Early pain outcomes followed a similar pattern. Across 19 trials (29 comparisons), the authors reported a pooled reduction in pain scores at 4 hours postoperatively of −0.5 points on a numeric rating scale (95% CI, −0.8 to −0.2), with high heterogeneity (I2=94%). The authors noted that heterogeneity remained very high and that subgroup analyses did not identify a clearly superior added multimodal component when comparing different adjunct options. Overall, the pooled reporting was consistent with small average improvements in early pain measures alongside substantial between-study inconsistency in effect sizes.
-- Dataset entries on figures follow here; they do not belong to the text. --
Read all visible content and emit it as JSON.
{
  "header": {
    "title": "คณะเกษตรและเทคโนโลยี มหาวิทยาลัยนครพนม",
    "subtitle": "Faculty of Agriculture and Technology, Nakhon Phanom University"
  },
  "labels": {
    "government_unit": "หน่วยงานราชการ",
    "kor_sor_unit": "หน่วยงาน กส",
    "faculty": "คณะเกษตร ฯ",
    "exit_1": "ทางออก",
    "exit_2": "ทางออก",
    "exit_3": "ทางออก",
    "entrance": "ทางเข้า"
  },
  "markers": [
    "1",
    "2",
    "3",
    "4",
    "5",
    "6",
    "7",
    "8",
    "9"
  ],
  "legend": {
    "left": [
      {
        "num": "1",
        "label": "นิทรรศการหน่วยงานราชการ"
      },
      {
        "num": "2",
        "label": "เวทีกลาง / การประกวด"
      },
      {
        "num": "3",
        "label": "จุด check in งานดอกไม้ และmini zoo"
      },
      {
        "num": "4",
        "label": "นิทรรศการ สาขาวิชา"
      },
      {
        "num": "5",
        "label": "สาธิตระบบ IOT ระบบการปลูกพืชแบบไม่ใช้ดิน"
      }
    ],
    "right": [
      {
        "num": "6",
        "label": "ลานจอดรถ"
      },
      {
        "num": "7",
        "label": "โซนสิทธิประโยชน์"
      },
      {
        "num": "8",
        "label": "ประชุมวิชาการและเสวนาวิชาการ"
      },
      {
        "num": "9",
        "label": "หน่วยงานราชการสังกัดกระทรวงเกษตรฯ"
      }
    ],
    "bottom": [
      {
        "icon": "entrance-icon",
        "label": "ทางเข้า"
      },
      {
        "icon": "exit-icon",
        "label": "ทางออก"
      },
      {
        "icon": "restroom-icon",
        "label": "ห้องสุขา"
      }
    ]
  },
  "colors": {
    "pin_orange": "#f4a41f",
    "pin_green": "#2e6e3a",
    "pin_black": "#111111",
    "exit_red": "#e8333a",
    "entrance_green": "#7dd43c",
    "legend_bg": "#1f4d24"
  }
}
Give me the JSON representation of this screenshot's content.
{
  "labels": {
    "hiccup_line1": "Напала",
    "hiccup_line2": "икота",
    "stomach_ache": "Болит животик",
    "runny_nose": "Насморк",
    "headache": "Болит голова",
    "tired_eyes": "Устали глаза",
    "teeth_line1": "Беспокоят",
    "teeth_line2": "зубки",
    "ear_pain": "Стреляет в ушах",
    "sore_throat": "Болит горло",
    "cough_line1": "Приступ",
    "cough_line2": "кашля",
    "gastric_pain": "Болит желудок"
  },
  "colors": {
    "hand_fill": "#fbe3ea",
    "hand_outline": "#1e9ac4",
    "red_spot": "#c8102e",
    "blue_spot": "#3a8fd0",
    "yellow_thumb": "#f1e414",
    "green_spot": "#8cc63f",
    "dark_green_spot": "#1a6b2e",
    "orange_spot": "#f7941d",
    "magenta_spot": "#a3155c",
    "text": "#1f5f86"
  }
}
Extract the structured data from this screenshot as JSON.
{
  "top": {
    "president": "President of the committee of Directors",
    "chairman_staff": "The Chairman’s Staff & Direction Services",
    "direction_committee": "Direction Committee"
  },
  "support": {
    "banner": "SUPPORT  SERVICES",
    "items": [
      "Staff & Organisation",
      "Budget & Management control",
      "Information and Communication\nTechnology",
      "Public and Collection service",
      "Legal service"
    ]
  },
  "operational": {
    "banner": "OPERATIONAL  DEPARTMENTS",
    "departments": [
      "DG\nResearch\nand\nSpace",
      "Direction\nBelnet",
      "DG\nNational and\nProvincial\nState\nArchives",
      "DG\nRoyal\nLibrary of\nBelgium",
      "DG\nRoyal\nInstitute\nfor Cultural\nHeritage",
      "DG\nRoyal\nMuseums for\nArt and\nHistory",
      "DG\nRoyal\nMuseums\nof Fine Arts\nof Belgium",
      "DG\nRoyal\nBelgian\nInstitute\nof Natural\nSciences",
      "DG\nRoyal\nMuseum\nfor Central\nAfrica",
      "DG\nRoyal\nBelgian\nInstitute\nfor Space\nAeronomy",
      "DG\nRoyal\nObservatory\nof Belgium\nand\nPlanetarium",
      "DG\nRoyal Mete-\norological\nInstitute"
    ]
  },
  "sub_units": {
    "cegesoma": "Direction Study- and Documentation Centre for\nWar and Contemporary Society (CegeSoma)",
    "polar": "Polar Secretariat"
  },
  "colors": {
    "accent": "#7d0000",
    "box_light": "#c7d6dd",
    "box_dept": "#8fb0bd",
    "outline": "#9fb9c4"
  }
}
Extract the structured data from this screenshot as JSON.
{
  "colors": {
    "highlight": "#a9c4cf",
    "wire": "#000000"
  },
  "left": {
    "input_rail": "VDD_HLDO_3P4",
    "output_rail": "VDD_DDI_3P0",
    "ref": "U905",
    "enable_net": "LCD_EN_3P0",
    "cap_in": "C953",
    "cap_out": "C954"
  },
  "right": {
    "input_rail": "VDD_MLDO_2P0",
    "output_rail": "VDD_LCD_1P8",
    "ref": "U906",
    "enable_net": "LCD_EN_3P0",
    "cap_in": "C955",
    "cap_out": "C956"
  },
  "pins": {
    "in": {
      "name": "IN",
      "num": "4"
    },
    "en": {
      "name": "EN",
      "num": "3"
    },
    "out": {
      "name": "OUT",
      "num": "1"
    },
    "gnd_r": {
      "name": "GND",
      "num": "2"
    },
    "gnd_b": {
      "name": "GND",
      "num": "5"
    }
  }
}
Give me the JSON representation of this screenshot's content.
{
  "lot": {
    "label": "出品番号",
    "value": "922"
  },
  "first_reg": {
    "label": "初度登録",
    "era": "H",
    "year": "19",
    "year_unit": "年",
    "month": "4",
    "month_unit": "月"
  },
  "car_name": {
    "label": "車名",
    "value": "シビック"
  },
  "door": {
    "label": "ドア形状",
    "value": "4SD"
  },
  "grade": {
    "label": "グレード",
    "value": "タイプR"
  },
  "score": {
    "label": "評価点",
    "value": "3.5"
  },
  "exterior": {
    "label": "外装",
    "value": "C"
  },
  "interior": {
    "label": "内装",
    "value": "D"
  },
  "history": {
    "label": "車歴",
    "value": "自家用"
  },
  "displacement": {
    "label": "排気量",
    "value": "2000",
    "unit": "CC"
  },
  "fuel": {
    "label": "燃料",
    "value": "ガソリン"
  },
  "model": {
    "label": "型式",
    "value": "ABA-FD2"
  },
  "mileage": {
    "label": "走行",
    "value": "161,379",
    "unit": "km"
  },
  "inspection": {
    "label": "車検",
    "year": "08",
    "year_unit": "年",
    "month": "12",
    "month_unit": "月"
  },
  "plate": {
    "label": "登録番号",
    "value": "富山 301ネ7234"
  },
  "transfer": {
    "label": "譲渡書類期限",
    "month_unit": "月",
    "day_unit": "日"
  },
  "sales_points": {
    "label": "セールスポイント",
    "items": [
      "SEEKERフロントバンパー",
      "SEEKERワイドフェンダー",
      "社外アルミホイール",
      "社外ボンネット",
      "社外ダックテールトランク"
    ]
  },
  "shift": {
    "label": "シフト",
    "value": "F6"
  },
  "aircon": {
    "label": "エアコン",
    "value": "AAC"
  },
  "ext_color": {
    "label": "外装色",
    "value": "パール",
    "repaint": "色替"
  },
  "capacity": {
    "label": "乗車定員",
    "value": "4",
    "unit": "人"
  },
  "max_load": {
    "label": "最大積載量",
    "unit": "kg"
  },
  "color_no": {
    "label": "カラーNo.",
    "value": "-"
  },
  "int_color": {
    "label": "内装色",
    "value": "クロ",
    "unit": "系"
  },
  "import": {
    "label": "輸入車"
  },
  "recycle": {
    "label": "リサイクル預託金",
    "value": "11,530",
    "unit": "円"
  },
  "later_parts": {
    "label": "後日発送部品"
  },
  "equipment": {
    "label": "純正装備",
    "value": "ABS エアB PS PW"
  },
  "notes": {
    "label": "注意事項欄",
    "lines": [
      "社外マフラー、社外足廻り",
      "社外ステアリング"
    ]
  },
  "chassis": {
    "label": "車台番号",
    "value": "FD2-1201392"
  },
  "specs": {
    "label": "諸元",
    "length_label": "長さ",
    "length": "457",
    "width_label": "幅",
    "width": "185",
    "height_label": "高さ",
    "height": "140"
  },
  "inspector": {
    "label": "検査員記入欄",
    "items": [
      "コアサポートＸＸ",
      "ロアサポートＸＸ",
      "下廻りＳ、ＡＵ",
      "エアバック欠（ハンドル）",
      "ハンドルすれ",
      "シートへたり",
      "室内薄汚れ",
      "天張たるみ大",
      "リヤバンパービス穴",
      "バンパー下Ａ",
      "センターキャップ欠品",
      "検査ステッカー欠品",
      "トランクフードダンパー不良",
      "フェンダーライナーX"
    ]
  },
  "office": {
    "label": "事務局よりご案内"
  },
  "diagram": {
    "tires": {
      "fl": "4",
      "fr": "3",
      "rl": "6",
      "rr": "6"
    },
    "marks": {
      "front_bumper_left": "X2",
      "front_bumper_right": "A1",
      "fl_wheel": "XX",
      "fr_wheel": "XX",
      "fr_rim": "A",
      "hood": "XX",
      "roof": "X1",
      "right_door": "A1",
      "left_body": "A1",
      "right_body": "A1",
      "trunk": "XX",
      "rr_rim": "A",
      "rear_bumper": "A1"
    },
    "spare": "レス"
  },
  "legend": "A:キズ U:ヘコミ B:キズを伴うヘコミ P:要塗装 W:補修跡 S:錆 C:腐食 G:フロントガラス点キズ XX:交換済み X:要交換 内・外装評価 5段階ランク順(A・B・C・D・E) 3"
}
Adverse-event reporting was summarized descriptively, with rates described as generally comparable between two-component and one-component regimens across included trials. Within that overall pattern, the review noted some reductions in postoperative nausea and vomiting in analyses where those events were reported. The authors also noted evidence gaps beyond the immediate postoperative window, with limited data on long-term outcomes and quality of recovery. The review’s scope centered on short-term opioid and early pain outcomes, with comparatively limited longer-term and detailed safety information in the pooled trial record as reported.
Key Takeaways:
- Adding a second multimodal analgesic component was associated with lower 24-hour postoperative opioid consumption and was described as modestly improving acute postoperative pain control.
- Early postoperative pain scores were reported as modestly lower on average, with high heterogeneity across trials.
- Subgroup analyses did not identify a single superior added component; adverse events were generally similar overall, with some reported reductions in postoperative nausea and vomiting, and longer-term outcomes were sparsely reported.